Bottom Line: Electron transfer dissociation (ETD) is a recently introduced mass spectrometric technique which has proven to be an excellent tool for the elucidation of labile post-translational modifications such as phosphorylation and O-GlcNAcylation of serine and threonine residues.Analysis of approximately 19,000 peptides derived from both standard proteins and complex protein samples revealed that (i) CID identified 50% more peptides than ETD; (ii) ETD resulted in approximately 20% increase in amino acid sequence coverage over CID; and (iii) combining CID and ETD fragmentation increased the sequence coverage for an average tryptic peptide to 92%.Interestingly, our analysis revealed that nearly 60% of all ETD-identified peptides carried two positive charges, which is in sharp contrast to what has been generally accepted.

View Article: PubMed Central - PubMed

Affiliation: McKusick-Nathans Institute of Genetic Medicine and Department of Biological Chemistry, The Johns Hopkins University, Baltimore, Maryland 21205, USA.

ABSTRACT
Electron transfer dissociation (ETD) is a recently introduced mass spectrometric technique which has proven to be an excellent tool for the elucidation of labile post-translational modifications such as phosphorylation and O-GlcNAcylation of serine and threonine residues. However, unlike collision induced dissociation (CID), which has been studied for decades, the intricacies of ETD-based fragmentation have not yet been firmly established or systematically addressed. In this analysis, we have systematically compared the CID and ETD fragmentation patterns for the large majority of the peptides that do not contain such labile modifications. Using a standard 48 protein mix, we were able to measure false-positive rates for the experiments and also assess a large number of peptides for a detailed comparison of CID and ETD fragmentation pattern.
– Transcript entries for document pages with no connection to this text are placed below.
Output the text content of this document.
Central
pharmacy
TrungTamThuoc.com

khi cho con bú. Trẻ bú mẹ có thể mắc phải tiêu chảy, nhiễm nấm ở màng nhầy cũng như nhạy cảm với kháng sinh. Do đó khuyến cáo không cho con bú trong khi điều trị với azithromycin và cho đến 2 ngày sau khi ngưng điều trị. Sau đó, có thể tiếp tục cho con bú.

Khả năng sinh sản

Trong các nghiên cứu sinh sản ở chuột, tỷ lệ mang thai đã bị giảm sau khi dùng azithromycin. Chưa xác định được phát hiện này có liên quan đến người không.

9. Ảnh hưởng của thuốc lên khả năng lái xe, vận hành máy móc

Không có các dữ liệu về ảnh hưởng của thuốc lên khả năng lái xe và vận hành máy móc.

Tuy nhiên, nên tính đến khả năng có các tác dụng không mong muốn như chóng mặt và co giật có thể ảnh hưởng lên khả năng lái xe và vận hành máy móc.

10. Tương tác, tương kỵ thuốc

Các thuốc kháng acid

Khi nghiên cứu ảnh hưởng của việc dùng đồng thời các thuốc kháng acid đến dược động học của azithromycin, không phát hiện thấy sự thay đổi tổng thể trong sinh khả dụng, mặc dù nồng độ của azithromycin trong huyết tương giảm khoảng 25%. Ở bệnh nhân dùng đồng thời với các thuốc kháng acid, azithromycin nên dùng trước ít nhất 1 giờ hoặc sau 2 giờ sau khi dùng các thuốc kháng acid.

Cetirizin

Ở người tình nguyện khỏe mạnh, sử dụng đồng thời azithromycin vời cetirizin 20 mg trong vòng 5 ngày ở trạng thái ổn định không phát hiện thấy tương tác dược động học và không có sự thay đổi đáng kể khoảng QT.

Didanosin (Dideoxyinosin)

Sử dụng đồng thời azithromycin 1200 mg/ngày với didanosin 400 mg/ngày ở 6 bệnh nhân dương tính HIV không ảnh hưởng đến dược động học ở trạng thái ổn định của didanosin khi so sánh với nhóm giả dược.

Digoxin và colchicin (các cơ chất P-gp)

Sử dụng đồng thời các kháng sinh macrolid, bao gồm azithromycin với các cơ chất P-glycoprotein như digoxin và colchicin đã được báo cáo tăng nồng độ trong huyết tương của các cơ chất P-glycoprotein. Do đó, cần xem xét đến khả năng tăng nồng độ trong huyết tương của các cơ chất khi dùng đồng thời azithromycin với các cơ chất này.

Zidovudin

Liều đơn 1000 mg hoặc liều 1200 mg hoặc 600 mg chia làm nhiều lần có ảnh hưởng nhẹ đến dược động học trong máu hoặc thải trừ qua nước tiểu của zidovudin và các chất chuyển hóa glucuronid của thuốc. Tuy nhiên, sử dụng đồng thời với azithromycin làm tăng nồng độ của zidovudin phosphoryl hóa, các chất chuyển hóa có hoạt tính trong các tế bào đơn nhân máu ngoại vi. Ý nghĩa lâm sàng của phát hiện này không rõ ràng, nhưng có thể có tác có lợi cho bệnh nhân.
Analysis of approximately 19,000 peptides derived from both standard proteins and complex protein samples revealed that (i) CID identified 50% more peptides than ETD; (ii) ETD resulted in approximately 20% increase in amino acid sequence coverage over CID; and (iii) combining CID and ETD fragmentation increased the sequence coverage for an average tryptic peptide to 92%. Interestingly, our analysis revealed that nearly 60% of all ETD-identified peptides carried two positive charges, which is in sharp contrast to what has been generally accepted. We also present a novel strategy for automatic validation of peptide assignments based on identification of a peptide by consecutive CID and ETD fragmentation in an alternating mode.